Tak Kunjung Tunjuk PM Baru, Presiden Prancis Terancam Dimakzulkan

Tak Kunjung Tunjuk PM Baru, Presiden Prancis Terancam Dimakzulkan

Global | okezone | Minggu, 1 September 2024 - 13:29
share

PARIS - Partai sayap kiri Prancis , La France Insoumise (LFI), telah mengedarkan mosi dan mengumpulkan tanda tangan bersama untuk melengserkan Presiden Emmanuel Macron dari jabatannya. Langkah ini diambil setelah Macron menolak menunjuk kandidat koalisi sebagai perdana menteri.

LFI merupakan bagian dari aliansi Front Populer Baru (NFP) bersama dengan Partai Sosialis, Komunis, dan Hijau, yang muncul sebagai pemenang pemilihan parlemen dadakan yang diselenggarakan oleh Macron awal tahun ini.

Namun, koalisi tersebut gagal mencapai mayoritas mutlak, sehingga memaksa Macron untuk berunding untuk menunjuk perdana menteri baru dan membentuk pemerintahan. Pada Senin, (26/8/2024) pemimpin Prancis tersebut menolak kandidat NFP, Lucie Castets, untuk jabatan tersebut, dengan alasan bahwa pemerintahan sayap kiri akan mengancam "stabilitas kelembagaan."

"Rancangan resolusi untuk memulai prosedur pemakzulan Presiden Republik, sesuai dengan Pasal 68 Konstitusi, telah dikirim hari ini kepada anggota parlemen untuk mendapatkan tanda tangan bersama," tulis pemimpin parlemen LFI, Mathilde Panot, di X (sebelumnya Twitter) pada Sabtu, (31/8/2024).

Untuk memulai proses pemakzulan, kelompok LFI, yang memiliki 72 kursi di Majelis Nasional yang beranggotakan 577 orang, harus mengumpulkan tanda tangan dari setidaknya sepersepuluh anggota parlemen berdasarkan usulannya. Pasal 68 Konstitusi Prancis menetapkan bahwa tindakan tersebut dapat dilaksanakan jika terjadi pelanggaran tugas yang secara nyata tidak sesuai dengan pelaksanaan mandatnya.

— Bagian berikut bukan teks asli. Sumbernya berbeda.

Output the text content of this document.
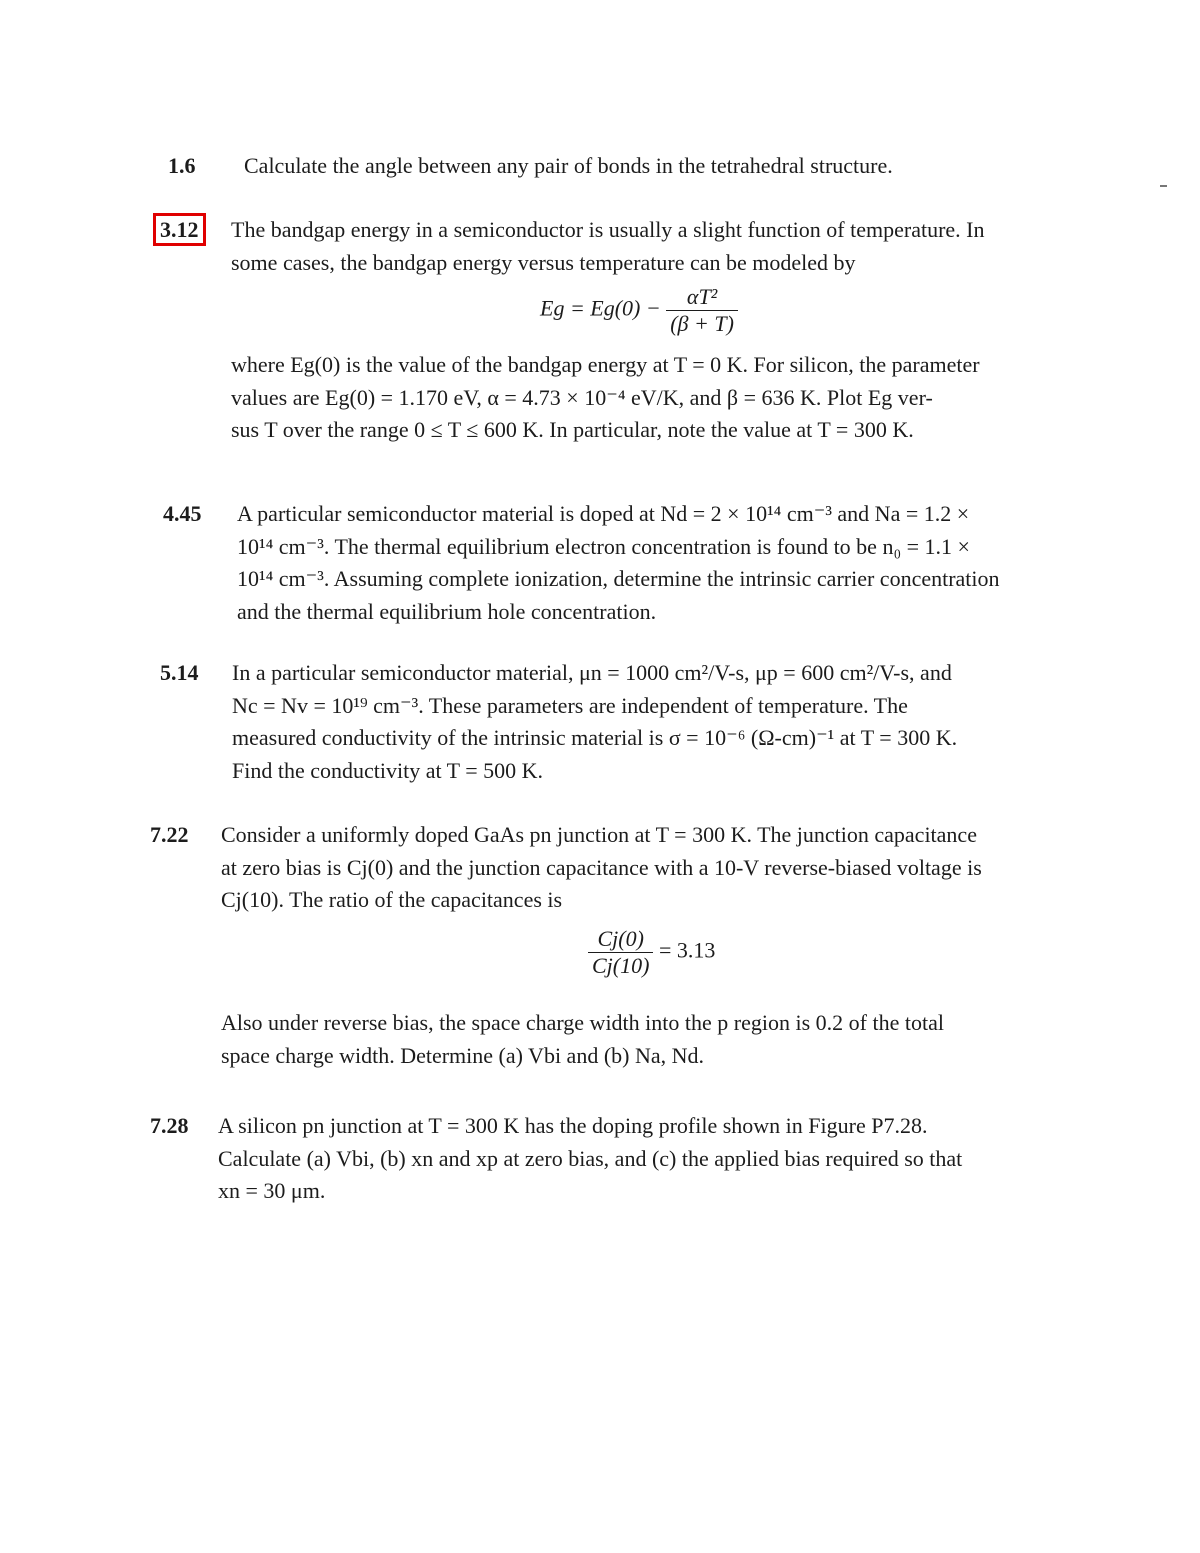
1.6 Calculate the angle between any pair of bonds in the tetrahedral structure.
3.12	The bandgap energy in a semiconductor is usually a slight function of temperature. In
some cases, the bandgap energy versus temperature can be modeled by
$Eg = Eg(0) - \frac{\text{αT²}}{(\beta + T)}$
where Eg(0) is the value of the bandgap energy at T = 0 K. For silicon, the parameter
values are Eg(0) = 1.170 eV, α = 4.73 × 10⁻⁴ eV/K, and β = 636 K. Plot Eg ver-
sus T over the range 0 ≤ T ≤ 600 K. In particular, note the value at T = 300 K.
4.45 A particular semiconductor material is doped at Nd = 2 × 10¹⁴ cm⁻³ and Na = 1.2 ×
10¹⁴ cm⁻³. The thermal equilibrium electron concentration is found to be n₀ = 1.1 ×
10¹⁴ cm⁻³. Assuming complete ionization, determine the intrinsic carrier concentration
and the thermal equilibrium hole concentration.
5.14 In a particular semiconductor material, μn = 1000 cm²/V-s, μp = 600 cm²/V-s, and
Nc = Nv = 10¹⁹ cm⁻³. These parameters are independent of temperature. The
measured conductivity of the intrinsic material is σ = 10⁻⁶ (Ω-cm)⁻¹ at T = 300 K.
Find the conductivity at T = 500 K.
7.22 Consider a uniformly doped GaAs pn junction at T = 300 K. The junction capacitance
at zero bias is Cj(0) and the junction capacitance with a 10-V reverse-biased voltage is
Cj(10). The ratio of the capacitances is
$\frac{Cj(0)}{Cj(10)} = 3.13$
Also under reverse bias, the space charge width into the p region is 0.2 of the total
space charge width. Determine (a) Vbi and (b) Na, Nd.
7.28 A silicon pn junction at T = 300 K has the doping profile shown in Figure P7.28.
Calculate (a) Vbi, (b) xn and xp at zero bias, and (c) the applied bias required so that
xn = 30 μm.
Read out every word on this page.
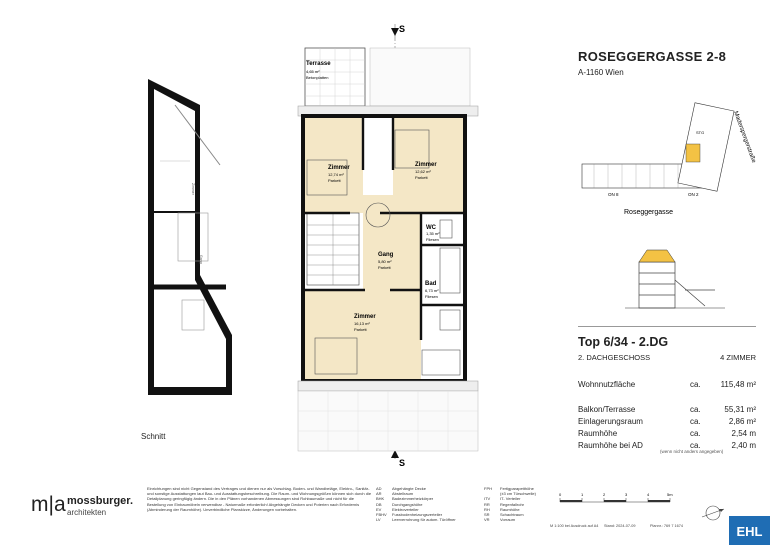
Zimmer
Gang
Schnitt
Terrasse
4,65 m²
Betonplatten
Zimmer
12,74 m²
Parkett
Zimmer
12,62 m²
Parkett
Gang
5,80 m²
Parkett
WC
1,35 m²
Fliesen
Bad
6,73 m²
Fliesen
Zimmer
16,13 m²
Parkett
S
S
ROSEGGERGASSE 2-8
A-1160 Wien
ON 8	ON 2
STG
Roseggergasse
Maderspergerstraße
Top 6/34 - 2.DG
2. DACHGESCHOSS	4 ZIMMER
Wohnnutzfläche	ca. 115,48 m²
Balkon/Terrasse	ca.	55,31 m²
Einlagerungsraum	ca.	2,86 m²
Raumhöhe	ca.	2,54 m
Raumhöhe bei AD	ca.	2,40 m
(wenn nicht anders angegeben)
m|a mossburger.
architekten
Einrichtungen sind nicht Gegenstand des Vertrages und dienen nur als Vorschlag. Boden- und Wandbeläge, Elektro-, Sanitär- und sonstige Ausstattungen laut Bau- und Ausstattungsbeschreibung. Die Raum- und Wohnungsgrößen können sich durch die Detailplanung geringfügig ändern. Die in den Plänen vorhandenen Abmessungen sind Rohbaumaße und nicht für die Bestellung von Einbaumöbeln verwendbar - Naturmaße erforderlich! Abgehängte Decken und Poterien nach Erfordernis (Abminderung der Raumhöhe). Unverbindliche Planskizze, Änderungen vorbehalten.
AD	Abgehängte Decke
AR	Abstellraum
BHK Badezimmerheizkörper
DB	Durchgangshöhe
EV	Elektroverteiler
FBHV Fussbodenheizungsverteiler
LV	Leerverrohrung für autom. Türöffner
FPH Fertigparapetthöhe
(±3 cm Türschwelle)
ITV IT- Verteiler
RR	Regenfallrohr
RH	Raumhöhe
SR	Schachtraum
VR	Vorraum
0	1	2	3	4	5m
M 1:100 bei Ausdruck auf A4 Stand: 2024-07-09	Plannr.: 769 7 1674	EHL
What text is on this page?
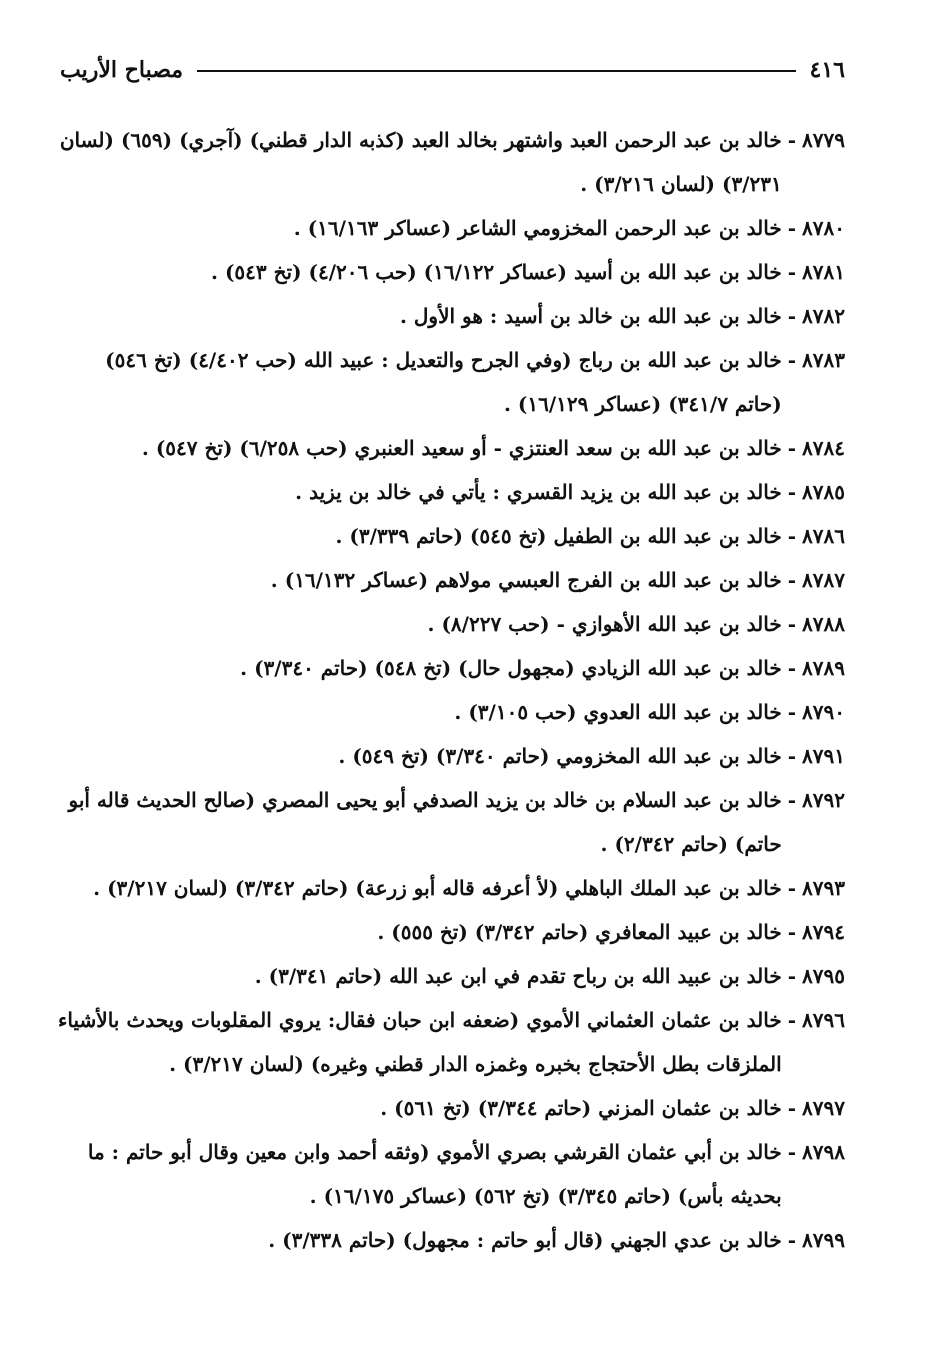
٤١٦
مصباح الأريب
٨٧٧٩
-
خالد بن عبد الرحمن العبد واشتهر بخالد العبد (كذبه الدار قطني) (آجري) (٦٥٩) (لسان ٣/٢٣١) (لسان ٣/٢١٦) .
٨٧٨٠
-
خالد بن عبد الرحمن المخزومي الشاعر (عساكر ١٦/١٦٣) .
٨٧٨١
-
خالد بن عبد الله بن أسيد (عساكر ١٦/١٢٢) (حب ٤/٢٠٦) (تخ ٥٤٣) .
٨٧٨٢
-
خالد بن عبد الله بن خالد بن أسيد : هو الأول .
٨٧٨٣
-
خالد بن عبد الله بن رباج (وفي الجرح والتعديل : عبيد الله (حب ٤/٤٠٢) (تخ ٥٤٦) (حاتم ٣٤١/٧) (عساكر ١٦/١٢٩) .
٨٧٨٤
-
خالد بن عبد الله بن سعد العنتزي - أو سعيد العنبري (حب ٦/٢٥٨) (تخ ٥٤٧) .
٨٧٨٥
-
خالد بن عبد الله بن يزيد القسري : يأتي في خالد بن يزيد .
٨٧٨٦
-
خالد بن عبد الله بن الطفيل (تخ ٥٤٥) (حاتم ٣/٣٣٩) .
٨٧٨٧
-
خالد بن عبد الله بن الفرج العبسي مولاهم (عساكر ١٦/١٣٢) .
٨٧٨٨
-
خالد بن عبد الله الأهوازي - (حب ٨/٢٢٧) .
٨٧٨٩
-
خالد بن عبد الله الزيادي (مجهول حال) (تخ ٥٤٨) (حاتم ٣/٣٤٠) .
٨٧٩٠
-
خالد بن عبد الله العدوي (حب ٣/١٠٥) .
٨٧٩١
-
خالد بن عبد الله المخزومي (حاتم ٣/٣٤٠) (تخ ٥٤٩) .
٨٧٩٢
-
خالد بن عبد السلام بن خالد بن يزيد الصدفي أبو يحيى المصري (صالح الحديث قاله أبو حاتم) (حاتم ٢/٣٤٢) .
٨٧٩٣
-
خالد بن عبد الملك الباهلي (لأ أعرفه قاله أبو زرعة) (حاتم ٣/٣٤٢) (لسان ٣/٢١٧) .
٨٧٩٤
-
خالد بن عبيد المعافري (حاتم ٣/٣٤٢) (تخ ٥٥٥) .
٨٧٩٥
-
خالد بن عبيد الله بن رباح تقدم في ابن عبد الله (حاتم ٣/٣٤١) .
٨٧٩٦
-
خالد بن عثمان العثماني الأموي (ضعفه ابن حبان فقال: يروي المقلوبات ويحدث بالأشياء الملزقات بطل الأحتجاج بخبره وغمزه الدار قطني وغيره) (لسان ٣/٢١٧) .
٨٧٩٧
-
خالد بن عثمان المزني (حاتم ٣/٣٤٤) (تخ ٥٦١) .
٨٧٩٨
-
خالد بن أبي عثمان القرشي بصري الأموي (وثقه أحمد وابن معين وقال أبو حاتم : ما بحديثه بأس) (حاتم ٣/٣٤٥) (تخ ٥٦٢) (عساكر ١٦/١٧٥) .
٨٧٩٩
-
خالد بن عدي الجهني (قال أبو حاتم : مجهول) (حاتم ٣/٣٣٨) .
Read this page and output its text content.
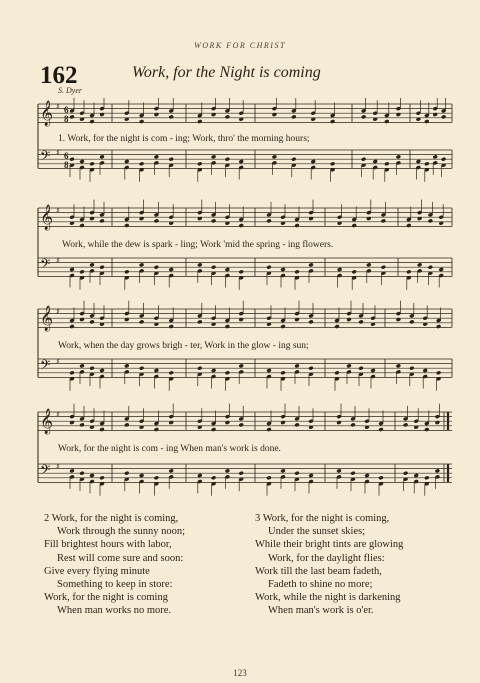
WORK FOR CHRIST
162	Work, for the Night is coming
S. Dyer
𝄞 ♯ 6
8
𝄢 ♯ 6
8
1. Work, for the night is com - ing; Work, thro' the morning hours;
𝄞 ♯
𝄢 ♯
Work, while the dew is spark - ling; Work 'mid the spring - ing flowers.
𝄞 ♯
𝄢 ♯
Work, when the day grows brigh - ter, Work in the glow - ing sun;
𝄞 ♯
𝄢 ♯
Work, for the night is com - ing When man's work is done.
2 Work, for the night is coming,
Work through the sunny noon;
Fill brightest hours with labor,
Rest will come sure and soon:
Give every flying minute
Something to keep in store:
Work, for the night is coming
When man works no more.
3 Work, for the night is coming,
Under the sunset skies;
While their bright tints are glowing
Work, for the daylight flies:
Work till the last beam fadeth,
Fadeth to shine no more;
Work, while the night is darkening
When man's work is o'er.
123
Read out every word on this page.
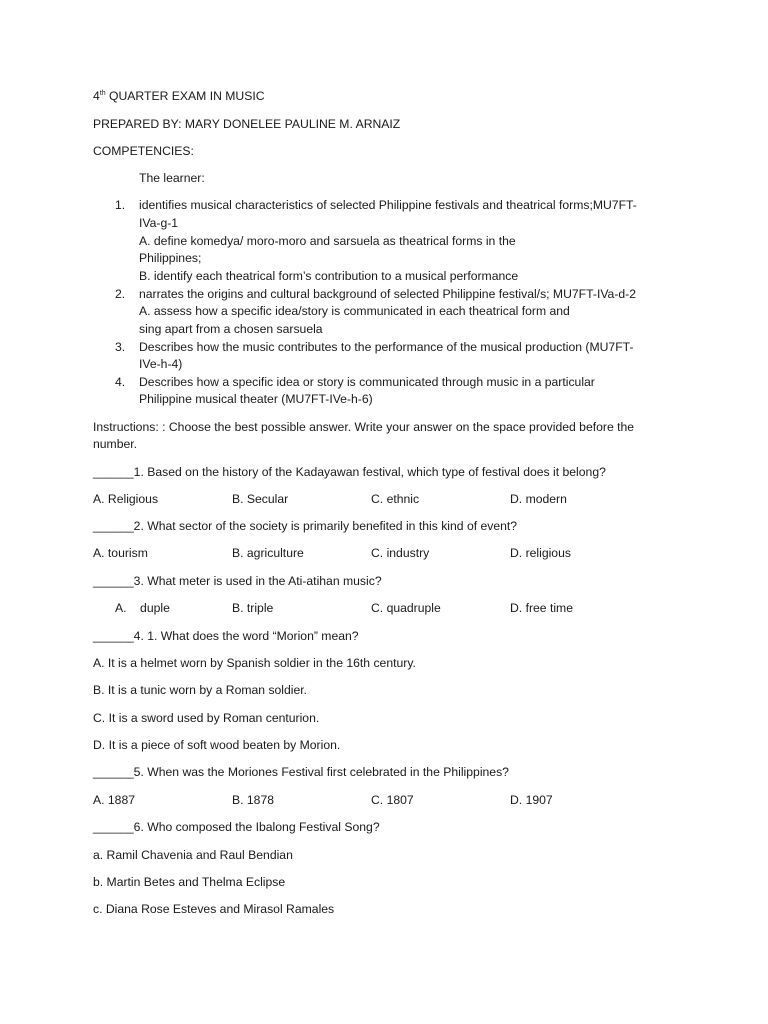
4th QUARTER EXAM IN MUSIC
PREPARED BY: MARY DONELEE PAULINE M. ARNAIZ
COMPETENCIES:
The learner:
1. identifies musical characteristics of selected Philippine festivals and theatrical forms;MU7FT-
IVa-g-1
A. define komedya/ moro-moro and sarsuela as theatrical forms in the
Philippines;
B. identify each theatrical form’s contribution to a musical performance
2. narrates the origins and cultural background of selected Philippine festival/s; MU7FT-IVa-d-2
A. assess how a specific idea/story is communicated in each theatrical form and
sing apart from a chosen sarsuela
3. Describes how the music contributes to the performance of the musical production (MU7FT-
IVe-h-4)
4. Describes how a specific idea or story is communicated through music in a particular
Philippine musical theater (MU7FT-IVe-h-6)
Instructions: : Choose the best possible answer. Write your answer on the space provided before the
number.
______1. Based on the history of the Kadayawan festival, which type of festival does it belong?
A. Religious	B. Secular	C. ethnic	D. modern
______2. What sector of the society is primarily benefited in this kind of event?
A. tourism	B. agriculture	C. industry	D. religious
______3. What meter is used in the Ati-atihan music?
A.    duple	B. triple	C. quadruple	D. free time
______4. 1. What does the word “Morion” mean?
A. It is a helmet worn by Spanish soldier in the 16th century.
B. It is a tunic worn by a Roman soldier.
C. It is a sword used by Roman centurion.
D. It is a piece of soft wood beaten by Morion.
______5. When was the Moriones Festival first celebrated in the Philippines?
A. 1887	B. 1878	C. 1807	D. 1907
______6. Who composed the Ibalong Festival Song?
a. Ramil Chavenia and Raul Bendian
b. Martin Betes and Thelma Eclipse
c. Diana Rose Esteves and Mirasol Ramales
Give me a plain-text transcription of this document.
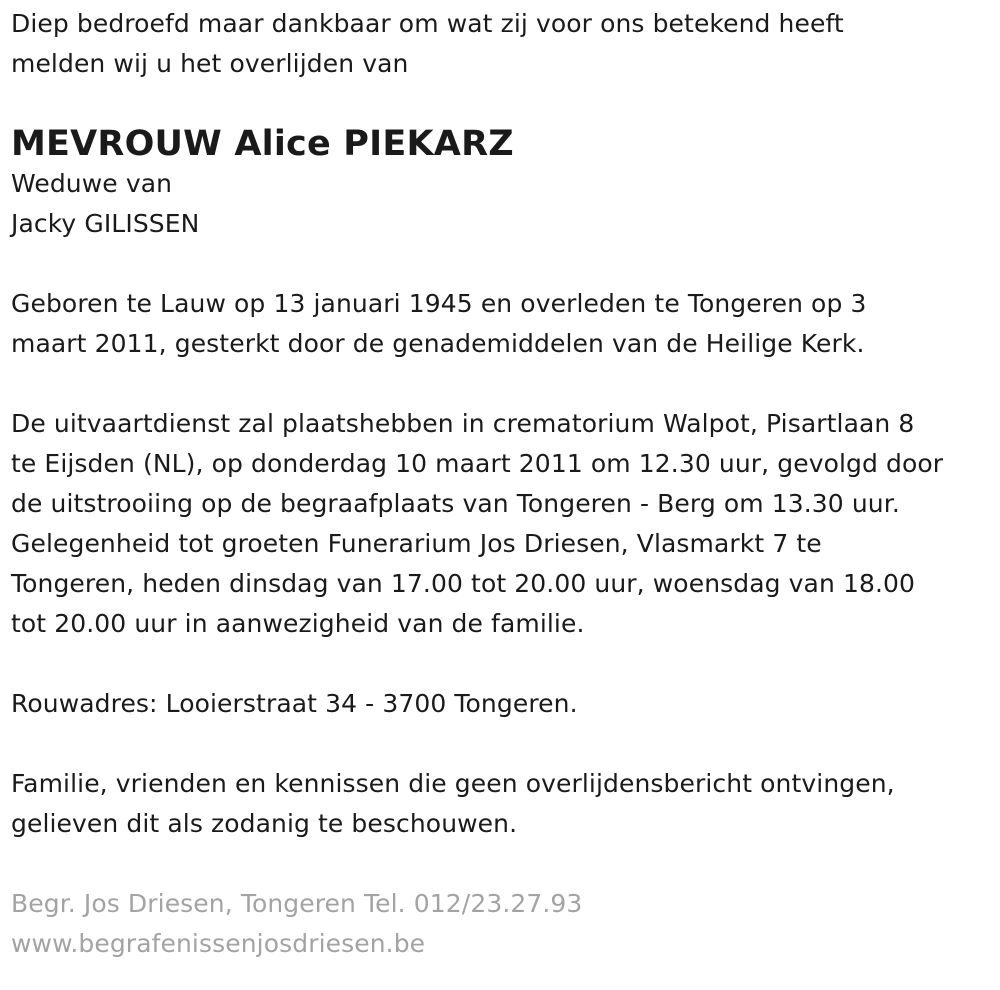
Diep bedroefd maar dankbaar om wat zij voor ons betekend heeft
melden wij u het overlijden van
MEVROUW Alice PIEKARZ
Weduwe van
Jacky GILISSEN
Geboren te Lauw op 13 januari 1945 en overleden te Tongeren op 3
maart 2011, gesterkt door de genademiddelen van de Heilige Kerk.
De uitvaartdienst zal plaatshebben in crematorium Walpot, Pisartlaan 8
te Eijsden (NL), op donderdag 10 maart 2011 om 12.30 uur, gevolgd door
de uitstrooiing op de begraafplaats van Tongeren - Berg om 13.30 uur.
Gelegenheid tot groeten Funerarium Jos Driesen, Vlasmarkt 7 te
Tongeren, heden dinsdag van 17.00 tot 20.00 uur, woensdag van 18.00
tot 20.00 uur in aanwezigheid van de familie.
Rouwadres: Looierstraat 34 - 3700 Tongeren.
Familie, vrienden en kennissen die geen overlijdensbericht ontvingen,
gelieven dit als zodanig te beschouwen.
Begr. Jos Driesen, Tongeren Tel. 012/23.27.93
www.begrafenissenjosdriesen.be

Macron menolak untuk tunduk pada suara rakyat, jadi kami harus memecatnya, jelas Panot sebagaimana dilansir RT . Dia membagikan draf resolusi, yang menyatakan bahwa Majelis Nasional (majelis rendah) dan Senat dapat dan harus membela demokrasi terhadap kecenderungan otoriter presiden.

Para anggota parlemen berpendapat bahwa bukan tugas presiden untuk melakukan tawar-menawar politik, mengacu pada perjuangan Macron untuk menemukan perdana menteri baru sejak menerima pengunduran diri Gabriel Attal bulan lalu.

Sementara itu, media Prancis mencatat bahwa akan sulit untuk menemukan PM baru yang tidak akan segera digulingkan dalam pemungutan suara mosi tidak percaya.

Macron menyerukan pemilihan umum dadakan pada Juni setelah blok Ensemble yang berhaluan tengahnya tampil buruk di pemilihan umum Eropa. Setelah putaran pertama pemilihan umum domestik memperlihatkan bahwa National Rally (RN) yang berhaluan kanan pimpinan Marine Le Pen sebagai yang terdepan, Macron mencapai kesepakatan "pemungutan suara strategis" pada menit-menit terakhir dengan NFP untuk mencegah RN mengamankan mayoritas di Majelis Nasional.

Meskipun blok Macron berada di posisi kedua dalam pemilihan umum, presiden memiliki kewenangan tunggal untuk menunjuk perdana menteri, yang secara formal tidak diharuskan menjadi kandidat dari partai pemenang.

RN, yang berada di posisi ketiga dalam pemungutan suara Majelis Nasional, menyatakan bahwa mereka akan memblokir kandidat mana pun dari aliansi sayap kiri, dengan alasan bahwa NFP merupakan "bahaya bagi ketertiban umum, perdamaian sipil, dan tentu saja bagi kehidupan ekonomi negara."